Sunday, May 20, 2012

Challenging the line = crossing the line

Yesterday, I managed to get Laddie dropped from a trial on a handler error once again.

One of the judges, realizing that I was inexperienced in field trials, and first checking on whether I was interested in hearing his thoughts, was kind enough to explain a concept to me while Laddie was returning with the water blind, even drawing a diagram in the sand with a stick.

The judge told me that although Laddie had taken every cast and had stayed within a reasonable corridor, I had not "challenged the line."  Specifically, I had not handled Laddie onto the left side of the line, where all the trouble was, until the last few yards of the blind.

That was true.  Quite intentionally, I had run Laddie along the right side of the line the entire blind, which I'd estimate at 210y.  I intended to keep him on the right even at the end.  I just misjudged the distance on a cast that was supposed to put him onto the little landing area.

But since Laddie remained in a tight corridor the whole way, I thought he'd run a good blind.  I'd heard the term "challenging the line" before, but I never understood what it meant.  As the judge explained to me, I think that in this case it means, simply, crossing the line.

Later I watched a couple of pros running the last few dogs.  They ran almost the identical blind that Laddie ran, except that at around 70y, they cast the dog toward the point on the left, crossed the imaginary line from the handler to the blind, and then, before the dog reached land, cast the dog back over onto the right side again.  Even dogs who had more trouble at the end than Laddie had, repeatedly refusing casts, were called back.

Actually, Laddie might have been called back, too, if fewer dogs had come into the series.  But with 14 dogs running the blind, the judges narrowed the field to nine, and Laddie was dropped.

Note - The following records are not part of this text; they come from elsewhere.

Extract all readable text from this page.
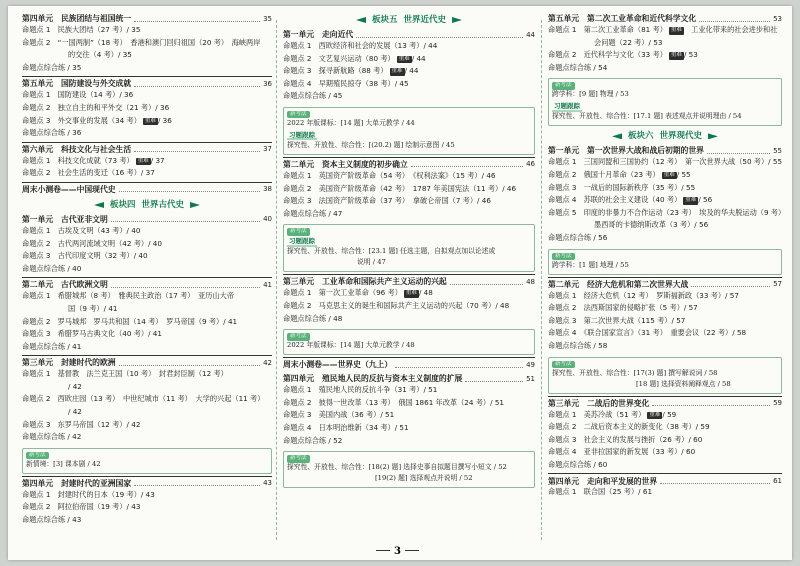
第四单元　民族团结与祖国统一	35
命题点 1　民族大团结（27 考）/ 35
命题点 2　“一国两制”（18 考）　香港和澳门回归祖国（20 考）　海峡两岸
的交往（4 考）/ 35
命题点综合练 / 35
第五单元　国防建设与外交成就	36
命题点 1　国防建设（14 考）/ 36
命题点 2　独立自主的和平外交（21 考）/ 36
命题点 3　外交事业的发展（34 考） 重难 / 36
命题点综合练 / 36
第六单元　科技文化与社会生活	37
命题点 1　科技文化成就（73 考） 重难 / 37
命题点 2　社会生活的变迁（16 考）/ 37
周末小测卷——中国现代史	38
板块四 世界古代史
第一单元　古代亚非文明	40
命题点 1　古埃及文明（43 考）/ 40
命题点 2　古代两河流域文明（42 考）/ 40
命题点 3　古代印度文明（32 考）/ 40
命题点综合练 / 40
第二单元　古代欧洲文明	41
命题点 1　希腊城邦（8 考）　雅典民主政治（17 考）　亚历山大帝
国（9 考）/ 41
命题点 2　罗马城邦　罗马共和国（14 考）　罗马帝国（9 考）/ 41
命题点 3　希腊罗马古典文化（40 考）/ 41
命题点综合练 / 41
第三单元　封建时代的欧洲	42
命题点 1　基督教　法兰克王国（10 考）　封君封臣制（12 考）
/ 42
命题点 2　西欧庄园（13 考）　中世纪城市（11 考）　大学的兴起（11 考）
/ 42
命题点 3　东罗马帝国（12 考）/ 42
命题点综合练 / 42
新考法
新情境：[3] 课本剧 / 42
第四单元　封建时代的亚洲国家	43
命题点 1　封建时代的日本（19 考）/ 43
命题点 2　阿拉伯帝国（19 考）/ 43
命题点综合练 / 43
板块五 世界近代史
第一单元　走向近代	44
命题点 1　西欧经济和社会的发展（13 考）/ 44
命题点 2　文艺复兴运动（80 考） 重难 / 44
命题点 3　探寻新航路（88 考） 重难 / 44
命题点 4　早期殖民掠夺（38 考）/ 45
命题点综合练 / 45
新考法
2022 年版课标：[14 题] 大单元教学 / 44
习题跟踪
探究性、开放性、综合性：[(20.2) 题] 绘制示意图 / 45
第二单元　资本主义制度的初步确立	46
命题点 1　英国资产阶级革命（54 考）　《权利法案》（15 考）/ 46
命题点 2　美国资产阶级革命（42 考）　1787 年美国宪法（11 考）/ 46
命题点 3　法国资产阶级革命（37 考）　拿破仑帝国（7 考）/ 46
命题点综合练 / 47
新考法
习题跟踪
探究性、开放性、综合性：[23.1 题] 任选主题，自拟观点加以论述或
说明 / 47
第三单元　工业革命和国际共产主义运动的兴起	48
命题点 1　第一次工业革命（96 考） 重难 / 48
命题点 2　马克思主义的诞生和国际共产主义运动的兴起（70 考）/ 48
命题点综合练 / 48
新考法
2022 年版课标：[14 题] 大单元教学 / 48
周末小测卷——世界史（九上）	49
第四单元　殖民地人民的反抗与资本主义制度的扩展	51
命题点 1　殖民地人民的反抗斗争（31 考）/ 51
命题点 2　彼得一世改革（13 考）　俄国 1861 年改革（24 考）/ 51
命题点 3　美国内战（36 考）/ 51
命题点 4　日本明治维新（34 考）/ 51
命题点综合练 / 52
新考法
探究性、开放性、综合性：[18(2) 题] 选择史事自拟题目撰写小短文 / 52
[19(2) 题] 选择观点并说明 / 52
第五单元　第二次工业革命和近代科学文化	53
命题点 1　第二次工业革命（81 考） 重难　工业化带来的社会进步和社
会问题（22 考）/ 53
命题点 2　近代科学与文化（33 考） 重难 / 53
命题点综合练 / 54
新考法
跨学科：[9 题] 物理 / 53
习题跟踪
探究性、开放性、综合性：[17.1 题] 表述观点并说明理由 / 54
板块六 世界现代史
第一单元　第一次世界大战和战后初期的世界	55
命题点 1　三国同盟和三国协约（12 考）　第一次世界大战（50 考）/ 55
命题点 2　俄国十月革命（23 考） 重难 / 55
命题点 3　一战后的国际新秩序（35 考）/ 55
命题点 4　苏联的社会主义建设（40 考） 重难 / 56
命题点 5　印度的非暴力不合作运动（23 考）　埃及的华夫脱运动（9 考）
墨西哥的卡德纳斯改革（3 考）/ 56
命题点综合练 / 56
新考法
跨学科：[1 题] 地理 / 55
第二单元　经济大危机和第二次世界大战	57
命题点 1　经济大危机（12 考）　罗斯福新政（33 考）/ 57
命题点 2　法西斯国家的侵略扩张（5 考）/ 57
命题点 3　第二次世界大战（115 考）/ 57
命题点 4　《联合国家宣言》（31 考）　重要会议（22 考）/ 58
命题点综合练 / 58
新考法
探究性、开放性、综合性：[17(3) 题] 撰写解说词 / 58
[18 题] 选择资料阐释观点 / 58
第三单元　二战后的世界变化	59
命题点 1　美苏冷战（51 考） 重难 / 59
命题点 2　二战后资本主义的新变化（38 考）/ 59
命题点 3　社会主义的发展与挫折（26 考）/ 60
命题点 4　亚非拉国家的新发展（33 考）/ 60
命题点综合练 / 60
第四单元　走向和平发展的世界	61
命题点 1　联合国（25 考）/ 61
3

Could I have challenged (crossed) the line with Laddie and then gotten him back over on the right to finish?  I think so.  In any case, I wish I'd realized I needed to try.



ducks and bumpers said...

sounds like you and laddie are doing really well making it to the water blind. do you think judge was nitpicking or should we be aware of this in our next trial

Lindsay, with Lumi & Laddie said...

Hi, "ducks and bumpers". Thanks so much for your comment. I don't recognize your name, but it's great to hear from you. Please feel free to write to me via email if you wish: LDRidgeway at gmail.

To answer your question, no, I don't think the judges were nitpicking at all. I think they wanted to see some control that Laddie and I didn't show them because I played it too safe.

After reading this post, my mentor, Alice Woodyard, sent me an extensive discussion on the subject of challenging the line, which I hope to include in a future post either on this blog or on my reference blog, "2Q Retriever".

In summary, Alice explained that if the handler keeps the dog "safe" (away from areas where the dog might go out of control), the dog is likely to be dropped if enough other handlers demonstrate that they are able to send their dogs into those areas without losing control of their dogs. Examples of how to avoid being dropped include maintaining a narrow corridor, identifying principle hazards the judges might expect you to be either close to or in contact with, identifying which of those hazards are mandatory and which are merely preferred, and identifying which of the preferred hazards may be too difficult, preventing your dog from being able to complete the blind ("survive") if you attempt them.

Alice also confirmed the simple rule "be sure to cross the line at least once", since some judges consider that mandatory, as was apparently the case with the judges in this trial, based on what the guy said to me.

By the way, all of this is in addition to the usual training objectives of having the dog get in the water when cast there, holding a cross wind, not losing the dog over a dike at the end, etc. These are all important, but they're more obvious to those of us who are new to field work, whereas the earlier points are not necessarily so obvious.

For making the kind of judgments Alice described, it's quite helpful to watch other dogs run the blind before your turn. In this case, I only got to watch one dog run the blind, and that dog (the test dog) was unable to get past the point at about 70y. I was also cognizant of the last competition water blind Laddie ran, almost a year ago, in which the first four dogs passed, and the next eight (including Laddie) all failed, thanks to a major change in weather conditions between the fourth and fifth dogs.

As a result, I was most concerned with "survival" on this blind. But perhaps if I had seen several dogs run the blind without going out of control near the point -- nine dogs were ultimately called back -- I'd have been less concerned about sending Laddie over there. On the other hand, it's also possible that even seeing that, given that at that time I had not yet had Alice's explanation of this subject, I still might have failed to challenge the line and Laddie might still have been dropped.